On the way, the Blackberry 10-enabled Z10 dropped with much fanfare, and since this was of significance to BB, we followed the tweetstream along the Atlantic City Expressway.

First (and one would think the most important) bit of news:

“They’re changing the name to Blackberry.”

Second bit:

“Alicia Keys is the new creative head.”

Creative head of what?

He then proceeded to call out the specs of the Z10, and admittedly, we weren’t seeing the phone, we weren’t even hearing the fanfare, but for every spec he called out, I put into context with what was cutting edge and what was standard in the current mobile phone universe.

Every single spec fell firmly into the standard.

And then as he read off the summarized 140-characters of groundblazing functionality the Z10 (and later, I guess, the keyboard-laden Q10) would provide, it became more and more obvious.

This was not the phone he was looking for.

In fact, if his corporate overlords mandated it or he wanted to keep his Crackberry, it was a phone he was going to be stuck with.

We’d learn later to strike the latter, as this gestures thing requires a whole new mindset for input. Learning curve, that’s what Blackberry users were waiting for.

Blackberry (formerly known as RIM) is currently trying to hang on to the user base it has, not wow back the one it lost. There just isn’t anything about the Z10 that one-ups the iPhone 5 or the Galaxy SIII.

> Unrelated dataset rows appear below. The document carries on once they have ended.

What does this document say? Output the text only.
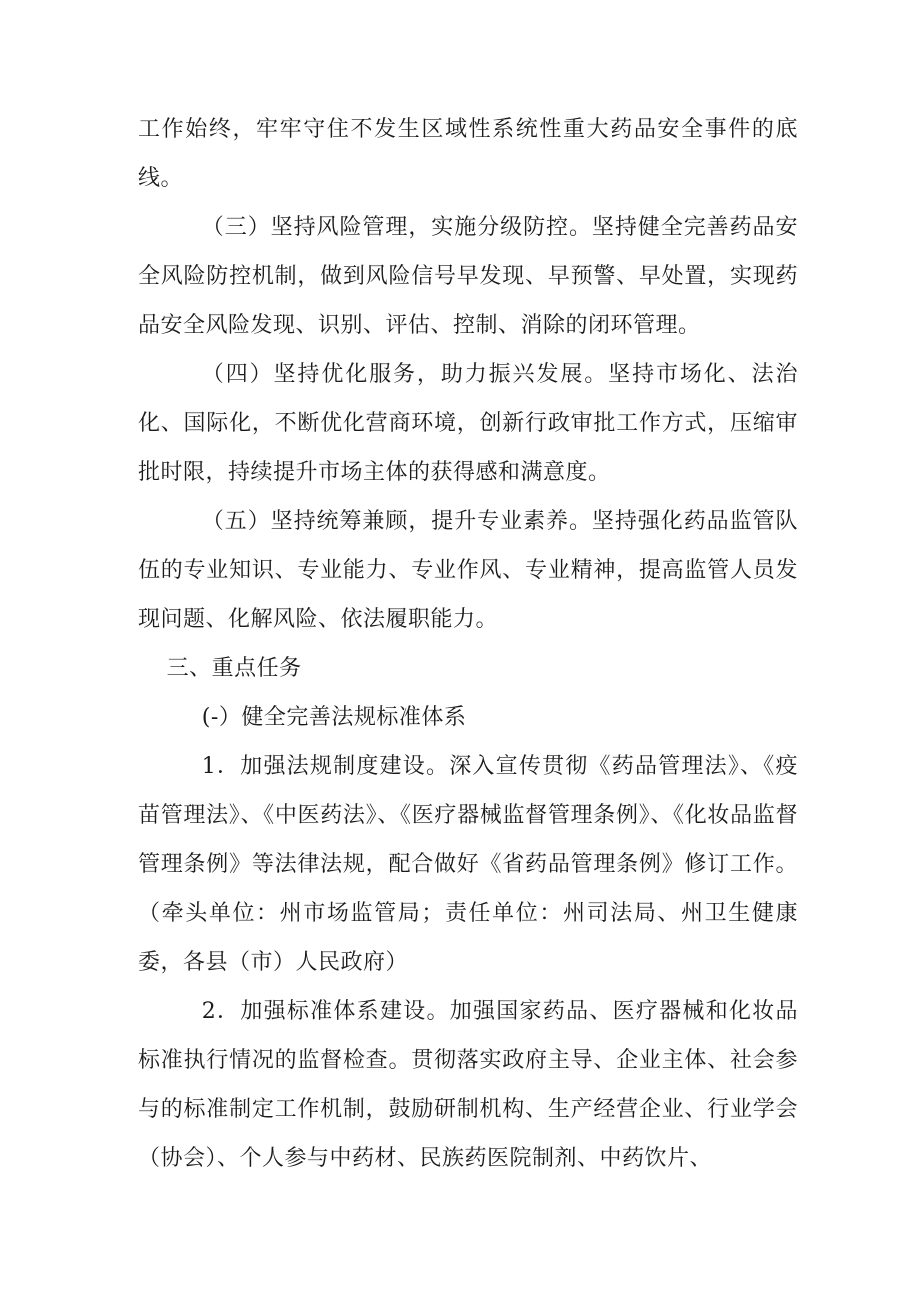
工作始终，牢牢守住不发生区域性系统性重大药品安全事件的底线。

（三）坚持风险管理，实施分级防控。坚持健全完善药品安全风险防控机制，做到风险信号早发现、早预警、早处置，实现药品安全风险发现、识别、评估、控制、消除的闭环管理。

（四）坚持优化服务，助力振兴发展。坚持市场化、法治化、国际化，不断优化营商环境，创新行政审批工作方式，压缩审批时限，持续提升市场主体的获得感和满意度。

（五）坚持统筹兼顾，提升专业素养。坚持强化药品监管队伍的专业知识、专业能力、专业作风、专业精神，提高监管人员发现问题、化解风险、依法履职能力。

三、重点任务

(-）健全完善法规标准体系

1．加强法规制度建设。深入宣传贯彻《药品管理法》、《疫苗管理法》、《中医药法》、《医疗器械监督管理条例》、《化妆品监督管理条例》等法律法规，配合做好《省药品管理条例》修订工作。（牵头单位：州市场监管局；责任单位：州司法局、州卫生健康委，各县（市）人民政府）

2．加强标准体系建设。加强国家药品、医疗器械和化妆品标准执行情况的监督检查。贯彻落实政府主导、企业主体、社会参与的标准制定工作机制，鼓励研制机构、生产经营企业、行业学会（协会）、个人参与中药材、民族药医院制剂、中药饮片、
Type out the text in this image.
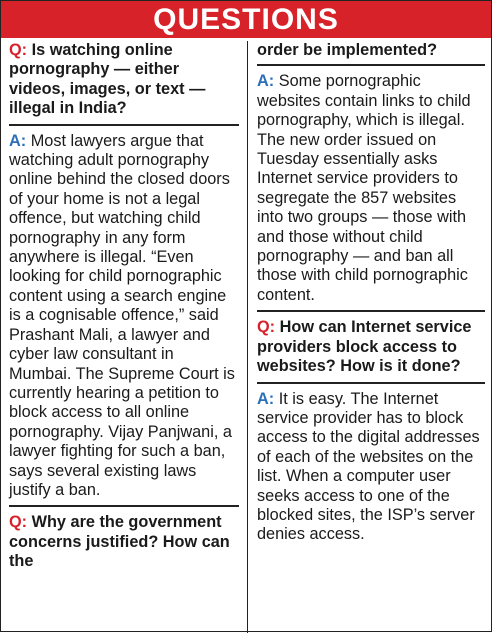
QUESTIONS

Q: Is watching online pornography — either videos, images, or text — illegal in India?

A: Most lawyers argue that watching adult pornography online behind the closed doors of your home is not a legal offence, but watching child pornography in any form anywhere is illegal. “Even looking for child pornographic content using a search engine is a cognisable offence,” said Prashant Mali, a lawyer and cyber law consultant in Mumbai. The Supreme Court is currently hearing a petition to block access to all online pornography. Vijay Panjwani, a lawyer fighting for such a ban, says several existing laws justify a ban.

Q: Why are the government concerns justified? How can the

order be implemented?

A: Some pornographic websites contain links to child pornography, which is illegal. The new order issued on Tuesday essentially asks Internet service providers to segregate the 857 websites into two groups — those with and those without child pornography — and ban all those with child pornographic content.

Q: How can Internet service providers block access to websites? How is it done?

A: It is easy. The Internet service provider has to block access to the digital addresses of each of the websites on the list. When a computer user seeks access to one of the blocked sites, the ISP’s server denies access.
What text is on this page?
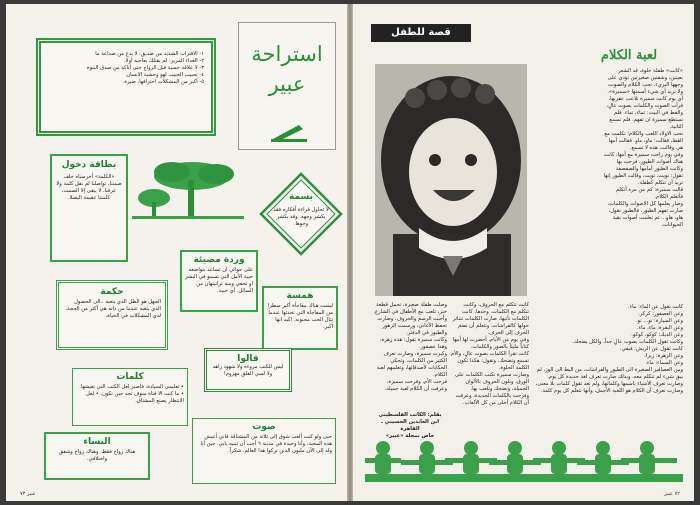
١- الاقتراب الشديد من صديق: لا يدع من صداعة ما
٢- الغداء المرير: لم يقتلك يعاجبه أولا.
٣- لا علاقة حسية قبل الزواج حتى أتاكد من صدق البنوة
٤- تحبيب الحبيب لهو وحشية الانسان
٥- أكبر من المشكلات احترافها، ضيرة.
استراحة عبير
بطاقة دخول
«الكلمة» أخرسناه خلف صمتنا، تواصلنا لم نقل كلمة ولا عرفنا، لا يبقى إلا الصمت، كلمتنا عقيمة البصلا.	بسمة
لا تحاول قراءة أفكاره فقد يكشر وجهه. وقد يكشر وجوها.
وردة مضيئة
على حوائي ان تساعد بتواضعه حيبة الأمل التي تسمو في البشر او تخفي ومنه تراتبتهان من السائل. أي خيبة.
حكمة
الجهل هو الظل الذي يتعبه ..الى الحصول الذي يتعبه عندما من ذاته هي أكثر من الحجة، لدي المشكلات في الحياة.
همسة
ليست هناك مفاجأة أكبر سطرا من المفاجأة التي تحدثها عندما تنال الحب محبوبه. اكيد انها أكبر.
قالوا
ليس للكتب مروءة ولا شهود زاهد ولا لسي القلق مهزوم!
كلمات
• تعليمي السيادة، فاصبر لعل الكتب التي تعيشها. • ما كنت الا فتاة سوف تجد حين تكون. • لعل الانتظار يصنع المشتاق.
صوت
حتى ولو كنت ألعب شوق إلى ثلاثة من المشتاقة فاني أعيش هذه المحبة، وأنا وحيدة في مدينة ٦ أحب أن تبنيه بابي. حين أنا ولد إلى الآن مليون الذين تركوا هذا العالم. شكراً.
النساء
هناك زواج فقط. وهناك زواج وشقق واختلافي.
عبير ٧٣
قصة للطفل
لعبة الكلام
«كانت» طفلة حلوة، قد الشعر بعينين، وشفتين صغيرتين تؤدي على وجهها البريء، تحب الكلام والصوت، ولا تريد أي شيء أسمتها «سميرة». أي يوم كانت سميرة تلاعب عقربها، فرأت الصوت والكلمات بصوت عالٍ، والقط في البيت: تماء، تماء. فلم تستطع سميرة ان تفهم. فلم تسمع الثانية.
تحب الاولاد اللعب والكلام؛ تكلمت مع القط، فقالت: ماو، ماو. فقالت أمها هي وقالت، هذه لا تسمع.
وفي يوم راحت سميرة مع أمها، كانت هناك أصوات الطيور، فرحت بها وكانت الطيور أمامها والصفصفة تقول: تويت، تويت، وقالت الطيور إنها تريد أن تتكلم كطفلة.
قالت سميرة: كم من مرة أتكلم فأتعلم الكلام.
وصار يعلمها كل الاصوات والكلمات، صارت تفهم الطيور، فالطيور تقول، هاو، هاو... ثم تعلمت أصوات بقية الحيوانات.
كانت تقول عن الماء: ماء.
وعن العصفور: كركر.
وعن السيارة: تو... تو.
وعن البقرة: ماء، ماء.
وعن الديك: كوكو، كوكو.
وكانت تقول الكلمات بصوت عالٍ جداً، والكل يضحك.
كانت تقول عن الريش: فيفي.
وعن الزهرة: زيزا.
وعن السماء: ماء.
ومن العصافير الصغيرة الى الطيور والفراشات، من البط الى الوز، لم يبق شيء لم تتكلم معه، وبذلك صارت تعرف لغة جديدة كل يوم.
وصارت تعرف الأشياء باسمها وكلماتها، ولم تعد تقول كلمات بلا معنى، وصارت تعرف أن الكلام هو اللعبة الأجمل، وأنها تتعلم كل يوم كلمة.
وصلت طفلة صغيرة، تحمل قطعة خبز، تلعب مع الأطفال في الشارع. وأحبت الرسم والحروف، وصارت تحفظ الأغاني، ورسمت الزهور والطيور في الدفتر.
وكانت سميرة تقول: هذه زهرة، وهذا عصفور.
وكبرت سميرة، وصارت تعرف الكثير من الكلمات، وتحكي الحكايات لأصدقائها، وتعلمهم لعبة الكلام.
فرحت الأم، وفرحت سميرة، وعرفت أن الكلام لعبة جميلة.
كانت تتكلم مع الحروف، وكانت تتكلم مع الكلمات. وحدها، كانت الكلمات تأتيها، صارت الكلمات تتناثر حولها كالفراشات، وتتعلم أن تضم الحرف إلى الحرف.
وفي يوم من الأيام، أحضرت لها أمها كتاباً مليئاً بالصور والكلمات.
كانت تقرأ الكلمات بصوت عالٍ، والأم تسمع وتضحك، وتقول: هكذا تكون الكلمة الحلوة.
وصارت سميرة تكتب الكلمات على الورق، وتلون الحروف بالألوان الجميلة، وتضحك وتلعب بها.
وفرحت بالكلمات الجديدة، وعرفت أن الكلام أحلى من كل الألعاب.
بقلم: الكاتب الفلسطيني
ابن العابدين الحسيني ـ القاهرة
حاص بمجلة «عبير»
٧٢ عبير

And it turns out that Apple and Android might not kill Blackberry so much as Windows, who just took over as the underdog with Phone 8, establishing itself as the clear choice for corporate people who don’t want to fall into either of the major camps or, like BB, just can’t get away from a Microsoft-centric universe.

But you never know. It’s early. Maybe Alicia Keys can pull some kind of miracle out of her hat. After all, she crushed the anthem last night.